Using AP Automation

Bogdan Büchner

Accounts Payable Automation (otherwise known as AP Automation) is a process which provides companies with the ability to automate the processing of supplier invoices. This means that no human interaction is required during this digital workflow which would have normally been processed by an accounts staff member.

The process of AP Automation begins with the capture of invoice data in a readable digital format. This can come through a variety of ways, but is usually through an optical capture recognition (OCR) process. This is what is used in order for a system to ‘read’ a PDF file.

The AP Automation system will then take that information which they have deciphered and push it through the accounts payable workflow. The AP Automation system will be linked with the company’s enterprise resource planning (ERP) system(s). This means that all information gained can be seamlessly transferred between the two systems without causing strain to the internal IT system.

The core benefit of account payable automation is the cost saving it can provide to companies. However, there is more to it than just the saving of costs. Companies are able to gain significant efficiency and morale improvements within their teams through the implementation of automation. Automation also reduces the potential risk of human error. This means that duplicate creation and erroneous payment risk is almost eliminated.

How to Automate Accounts Payable?

It is common for companies who plan to automate accounts payable to look towards an AP automation solution which can link up to their ERP system, and many other applications throughout the business. It can be argued that it is better to have one system which covers all bases, and does a decent job, rather than many different systems which specialise on a singular task perfectly.

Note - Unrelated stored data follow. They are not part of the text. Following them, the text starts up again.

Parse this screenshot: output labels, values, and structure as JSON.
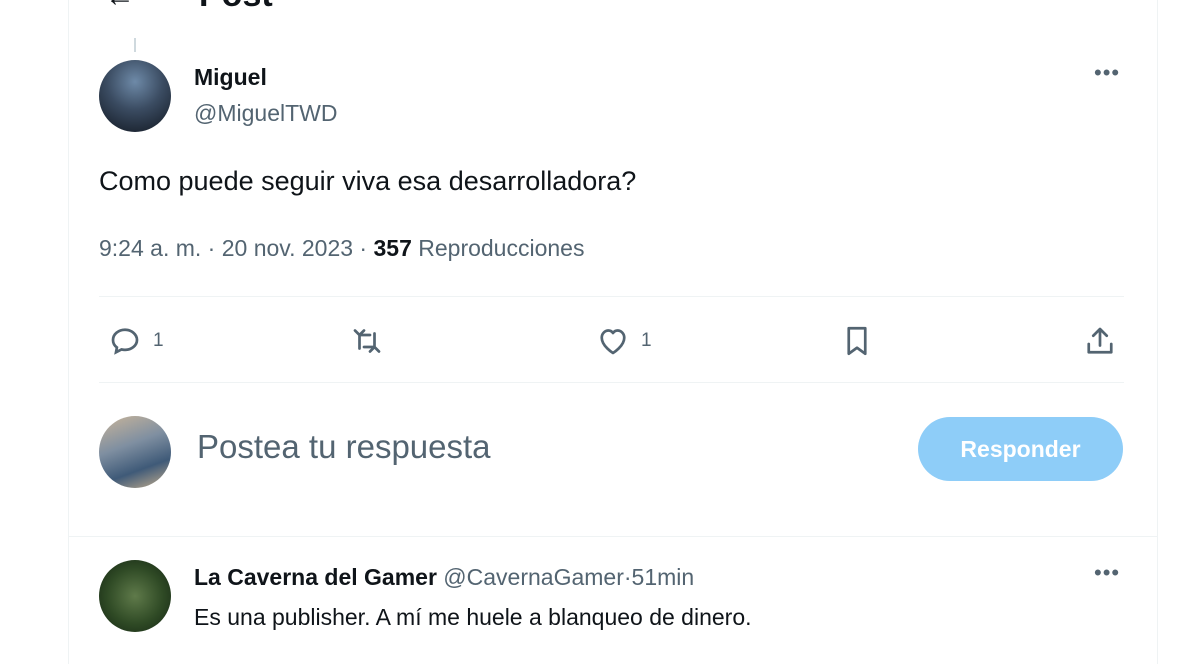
{
  "header": {
    "title": "Post",
    "back_icon": "arrow-left-icon"
  },
  "post": {
    "author_name": "Miguel",
    "author_handle": "@MiguelTWD",
    "text": "Como puede seguir viva esa desarrolladora?",
    "time": "9:24 a. m.",
    "separator": "·",
    "date": "20 nov. 2023",
    "views_count": "357",
    "views_label": "Reproducciones",
    "actions": {
      "reply_count": "1",
      "retweet_count": "",
      "like_count": "1"
    }
  },
  "composer": {
    "placeholder": "Postea tu respuesta",
    "button_label": "Responder",
    "button_color": "#8ecdf8"
  },
  "reply": {
    "author_name": "La Caverna del Gamer",
    "author_handle": "@CavernaGamer",
    "separator": "·",
    "time": "51min",
    "text": "Es una publisher. A mí me huele a blanqueo de dinero."
  },
  "colors": {
    "text_primary": "#0f1419",
    "text_secondary": "#536471",
    "divider": "#eff3f4"
  }
}
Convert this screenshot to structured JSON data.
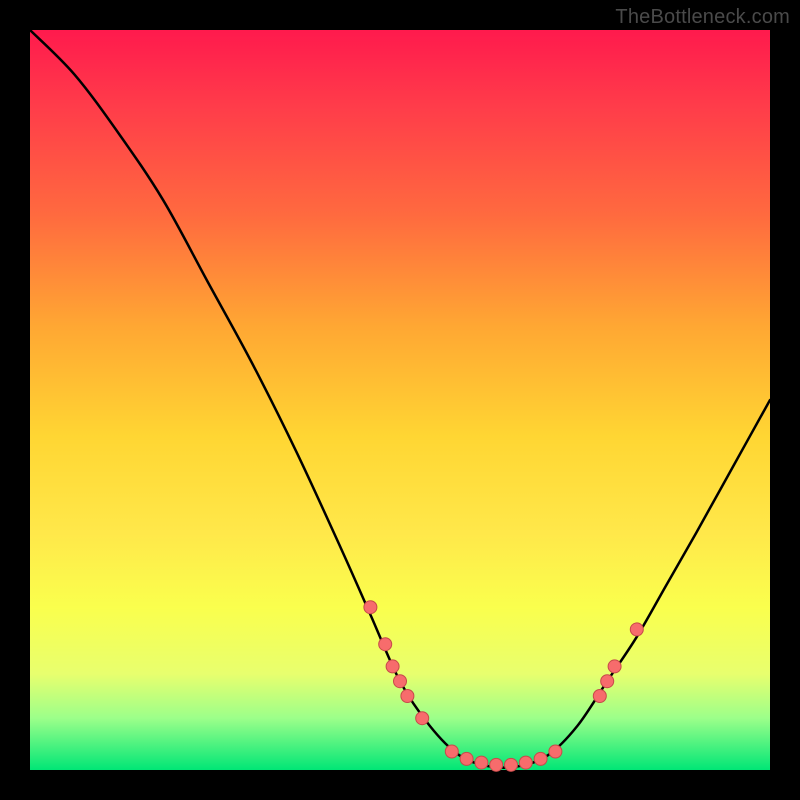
{
  "watermark": "TheBottleneck.com",
  "chart_data": {
    "type": "line",
    "title": "",
    "xlabel": "",
    "ylabel": "",
    "xlim": [
      0,
      100
    ],
    "ylim": [
      0,
      100
    ],
    "curve": [
      {
        "x": 0,
        "y": 100
      },
      {
        "x": 6,
        "y": 94
      },
      {
        "x": 12,
        "y": 86
      },
      {
        "x": 18,
        "y": 77
      },
      {
        "x": 24,
        "y": 66
      },
      {
        "x": 30,
        "y": 55
      },
      {
        "x": 36,
        "y": 43
      },
      {
        "x": 42,
        "y": 30
      },
      {
        "x": 46,
        "y": 21
      },
      {
        "x": 50,
        "y": 12
      },
      {
        "x": 54,
        "y": 6
      },
      {
        "x": 58,
        "y": 2
      },
      {
        "x": 62,
        "y": 0.5
      },
      {
        "x": 66,
        "y": 0.5
      },
      {
        "x": 70,
        "y": 2
      },
      {
        "x": 74,
        "y": 6
      },
      {
        "x": 78,
        "y": 12
      },
      {
        "x": 82,
        "y": 18
      },
      {
        "x": 86,
        "y": 25
      },
      {
        "x": 90,
        "y": 32
      },
      {
        "x": 95,
        "y": 41
      },
      {
        "x": 100,
        "y": 50
      }
    ],
    "points": [
      {
        "x": 46,
        "y": 22
      },
      {
        "x": 48,
        "y": 17
      },
      {
        "x": 49,
        "y": 14
      },
      {
        "x": 50,
        "y": 12
      },
      {
        "x": 51,
        "y": 10
      },
      {
        "x": 53,
        "y": 7
      },
      {
        "x": 57,
        "y": 2.5
      },
      {
        "x": 59,
        "y": 1.5
      },
      {
        "x": 61,
        "y": 1
      },
      {
        "x": 63,
        "y": 0.7
      },
      {
        "x": 65,
        "y": 0.7
      },
      {
        "x": 67,
        "y": 1
      },
      {
        "x": 69,
        "y": 1.5
      },
      {
        "x": 71,
        "y": 2.5
      },
      {
        "x": 77,
        "y": 10
      },
      {
        "x": 78,
        "y": 12
      },
      {
        "x": 79,
        "y": 14
      },
      {
        "x": 82,
        "y": 19
      }
    ]
  }
}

There are many cloud-based systems out there which can automate accounts payable. The variety of options will cater to different companies depending on their size and industry. For example, there may be a specific system which suits a manufacturing company more than a tutoring company.

It would be best to analyse your accounts payable process, and then begin to look for options which match your process. This is because every accounts payable process can be different, depending on the type of supplier invoices that are utilised. For an indirect expense, the invoice will be received, and distributed to the relevant approver within the firm. However, for direct expenses, there is a purchase order involved, and the process will involve matching the purchase order to the invoice. If there are no comments on the matching check, then the invoice is pushed for payment.

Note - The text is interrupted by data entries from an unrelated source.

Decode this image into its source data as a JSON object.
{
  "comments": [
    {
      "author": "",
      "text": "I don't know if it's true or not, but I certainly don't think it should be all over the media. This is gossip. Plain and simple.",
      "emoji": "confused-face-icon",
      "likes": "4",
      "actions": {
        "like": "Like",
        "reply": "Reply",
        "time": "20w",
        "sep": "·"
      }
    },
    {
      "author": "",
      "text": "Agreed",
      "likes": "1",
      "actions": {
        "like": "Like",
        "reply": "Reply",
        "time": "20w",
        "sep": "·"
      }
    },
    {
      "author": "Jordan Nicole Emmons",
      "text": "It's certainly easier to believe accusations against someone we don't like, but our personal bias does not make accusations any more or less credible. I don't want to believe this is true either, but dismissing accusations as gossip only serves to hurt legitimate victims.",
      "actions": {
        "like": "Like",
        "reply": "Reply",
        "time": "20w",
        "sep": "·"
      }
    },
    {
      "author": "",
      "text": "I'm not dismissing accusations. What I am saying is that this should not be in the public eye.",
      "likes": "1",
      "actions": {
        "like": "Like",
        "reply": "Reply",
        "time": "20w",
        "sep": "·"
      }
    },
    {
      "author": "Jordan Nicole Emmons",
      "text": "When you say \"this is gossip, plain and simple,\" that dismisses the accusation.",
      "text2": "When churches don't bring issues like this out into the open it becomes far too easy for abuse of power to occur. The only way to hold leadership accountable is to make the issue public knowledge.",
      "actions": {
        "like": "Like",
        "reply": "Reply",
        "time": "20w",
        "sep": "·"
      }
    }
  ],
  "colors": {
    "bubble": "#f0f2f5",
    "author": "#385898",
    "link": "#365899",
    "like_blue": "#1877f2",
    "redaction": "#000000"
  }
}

The trick with automation is knowing which type of expense payment it is, and whether the process needs to involve an approval step or not. Of course, if your business only involves direct expenses with just a match to the purchase order required, it makes the automation far simpler.

How to Select your Accounts Payable Automation System?

The important step here is to really understand your processes so that you can carefully select the best system for your specific organisation. It is essential that the system has the ability to work with every invoice processing scenario which your organisation handles on a daily basis. You do not want to end up in a scenario where suddenly you realise a certain type of invoice can’t be handled (or worse, it is handled incorrectly).

The best approach here is to go for a system with flexibility. One which can handle anything you throw at it. This means that while a certain process might not exist in your company right now, it may in the future, and the system already in place can handle it. This happens all too often at companies, where they sign up to a very rigid system which is perfect for their current application, but causes headaches if the company’s setup changes slightly.

In addition to flexibility, you should look to understand how the system will link-up with the other technology used within the company. How does the AP automation integrate with your ERP system, for example? It is important to not end up with a system that creates just as many manual tasks as it eliminates.

Reasons to Consider using Accounts Payable Automation

Improved Invoice Accuracy

Dealing with mistakes in the accounts payable process can be costly, and frankly a pain to have to fix. AP automation can resolve a lot of these issues by automating the manual input process, which eliminates the potential for human manual error.

Furthermore each step in the automation process is streamlined. There will never be an instance again where one staff member is left waiting to approve an invoice because it is sitting on another staff member’s desk. Once a step in the process is complete, it automatically pings over to the next step.

Faster Data Entry

We’ve already mentioned the element of a reduction of input errors due to the automation. But the speed at which data is input is also significantly increased. The reality is that an automation process can open a file, read it, and transpose the data often before a human has even had time to open the file.

Overall, the speed at which AP automation runs means that the whole accounts payable process runs far more efficiently, without error. But there is a final core benefit of the automation…

Increased Productivity

Your staff do not have to spend their day doing monotonous repetitive tasks which they ultimately hate. Providing automation of the boring roles of jobs can lead to a significant increase in productivity. But why? Because automation can actually increase staff morale. Employees will feel more empowered because they have time to take on other responsibilities which are deemed more important and require more responsibility from their part instead of the same dull task that they previously hated. Generally humans enjoy autonomy (ie - an ability to make their own decisions over their work). When they’re forced to do the same manual task every day, without variety, they can get bored and complacent. It is employees who have to do this that are more likely to dislike their jobs.